Fábulas e Política

OPINIÃO12.04.202004:00

Mais histórias de O senhor Brecht para recordar nestes tempos de dias caseiros. Nesta suspensão e neste grande intervalo.
Humor negro, ainda; e histórias imaginárias. Duas fábulas e duas narrativas políticas. Sobre a inveja, rinocerontes e gatos.

A justiça

1 Dois irmãos gémeos, muito invejosos um do outro e que dividiam sempre tudo, entre os dois, ao milímetro, porque apreciavam acima do mais a justiça, viram um dia nascer na sua quinta comum um animal estranho.
Esse animal tinha a anatomia de um burro, na parte da frente, e a anatomia de um cavalo, na parte detrás. Como estavam convencidos de que as duas patas de trás (de cavalo) eram bem mais rápidas que as patas da frente (do burro) cada gémeo queria montar a parte de trás do animal, deixando a parte da frente para o irmão. Cada um deles estava convencido de que, em viagem, chegaria primeiro o que estivesse montado sobre as patas mais rápidas.
Como ninguém abdicava da melhor parte decidiram, para equilibrar, amputar uma das patas de cavalo. Um deles montaria assim sobre uma pata de cavalo e o outro sobre duas patas de burro. Assim fizeram. No entanto, depois de olharem de novo para o animal não chegaram a acordo.
Não sabiam bem o que era   mais vantajoso, mas definitivamente o animal ainda não estava equilibrado; e ninguém queria ser prejudicado. Para serem justos, teriam de continuar a cortar.

O labirinto

2 A cidade investiu tudo na construção de uma imponente catedral. Ouro, pedras trabalhadas, tectos pintados pelos grandes pintores do século.
Para a valorizar ainda mais decidiu-se dificultar o acesso. O que se atinge com facilidade deixa de ter valor, filosofava com esforço um determinado político.
Construiu-se então um labirinto que era o único meio de chegar à catedral.

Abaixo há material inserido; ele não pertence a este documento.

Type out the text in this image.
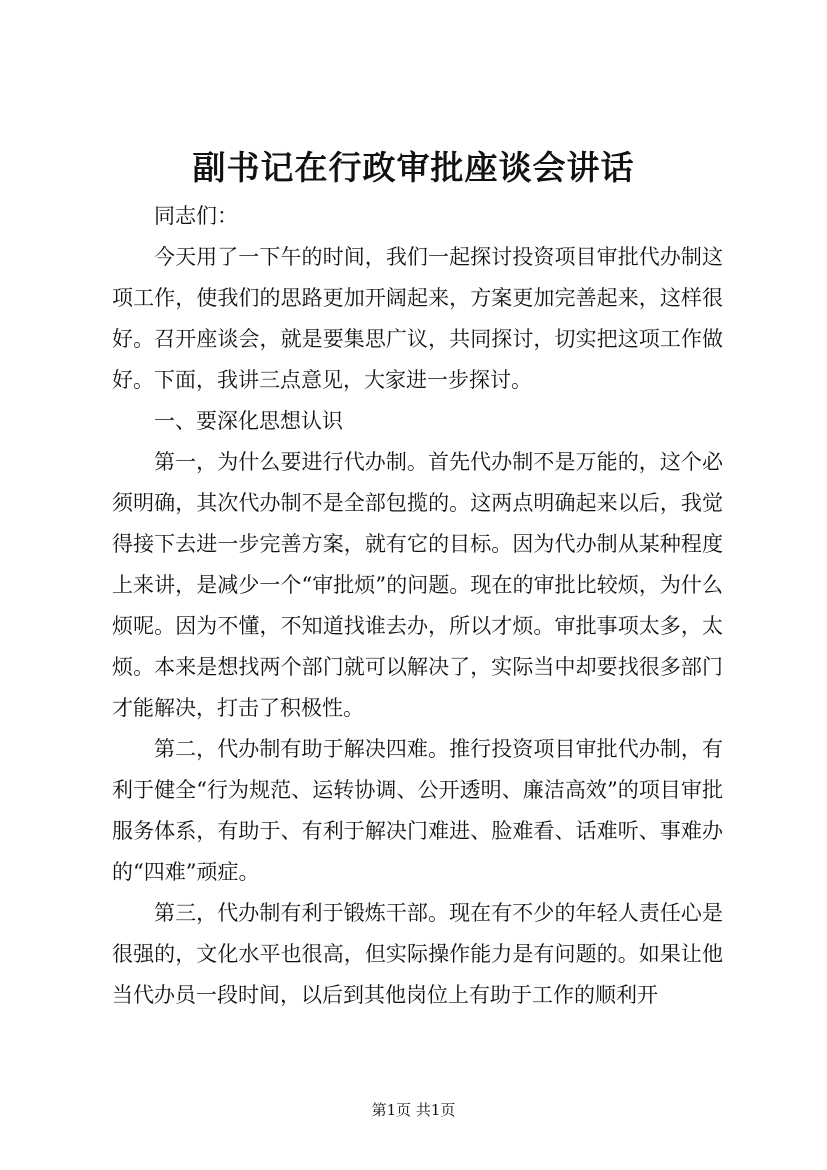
副书记在行政审批座谈会讲话

同志们：

今天用了一下午的时间，我们一起探讨投资项目审批代办制这项工作，使我们的思路更加开阔起来，方案更加完善起来，这样很好。召开座谈会，就是要集思广议，共同探讨，切实把这项工作做好。下面，我讲三点意见，大家进一步探讨。

一、要深化思想认识

第一，为什么要进行代办制。首先代办制不是万能的，这个必须明确，其次代办制不是全部包揽的。这两点明确起来以后，我觉得接下去进一步完善方案，就有它的目标。因为代办制从某种程度上来讲，是减少一个“审批烦”的问题。现在的审批比较烦，为什么烦呢。因为不懂，不知道找谁去办，所以才烦。审批事项太多，太烦。本来是想找两个部门就可以解决了，实际当中却要找很多部门才能解决，打击了积极性。

第二，代办制有助于解决四难。推行投资项目审批代办制，有利于健全“行为规范、运转协调、公开透明、廉洁高效”的项目审批服务体系，有助于、有利于解决门难进、脸难看、话难听、事难办的“四难”顽症。

第三，代办制有利于锻炼干部。现在有不少的年轻人责任心是很强的，文化水平也很高，但实际操作能力是有问题的。如果让他当代办员一段时间，以后到其他岗位上有助于工作的顺利开

第1页 共1页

O labirinto foi tão bem feito que nunca ninguém conseguiu encontrar a passagem para a catedral.
O labirinto transformou-se na grande atracção da cidade.

A pergunta

3 No dia em que o presidente convencera a população de que era necessário defender a pátria a todo o custo, começando, para isso, por invadir o país vizinho, nesse mesmo dia, em plena assembleia, que juntava os homens mais iminentes, e depois de a decisão tomada, aquele que era considerado o homem mais imbecil da cidade, que nunca fora à escola, que era completamente analfabeto e que nunca dissera uma única frase sensata, levantou o braço pedindo permissão para fazer uma pergunta.
Houve então um grande burburinho em toda a assembleia e a ninguém passou despercebido o rosto apavorado do presidente.
Claro que ninguém permitiu ao imbecil que, num momento tão importante, fizesse uma pergunta.

O gatinho

4 Havia um gato que, todos os fins de tarde, se aproximava do dono e lhe lambia os sapatos com a sua língua minúscula.
Vencendo uma certa timidez e uma certa precaução higiénica, o homem um dia decidiu descalçar-se para observar se o gato lhe lambia os pés como fazia aos sapatos.
Foi aí que o tigre, que se disfarçara de gato durante anos, decidiu que era o seu momento, e em vez de lamber, comeu.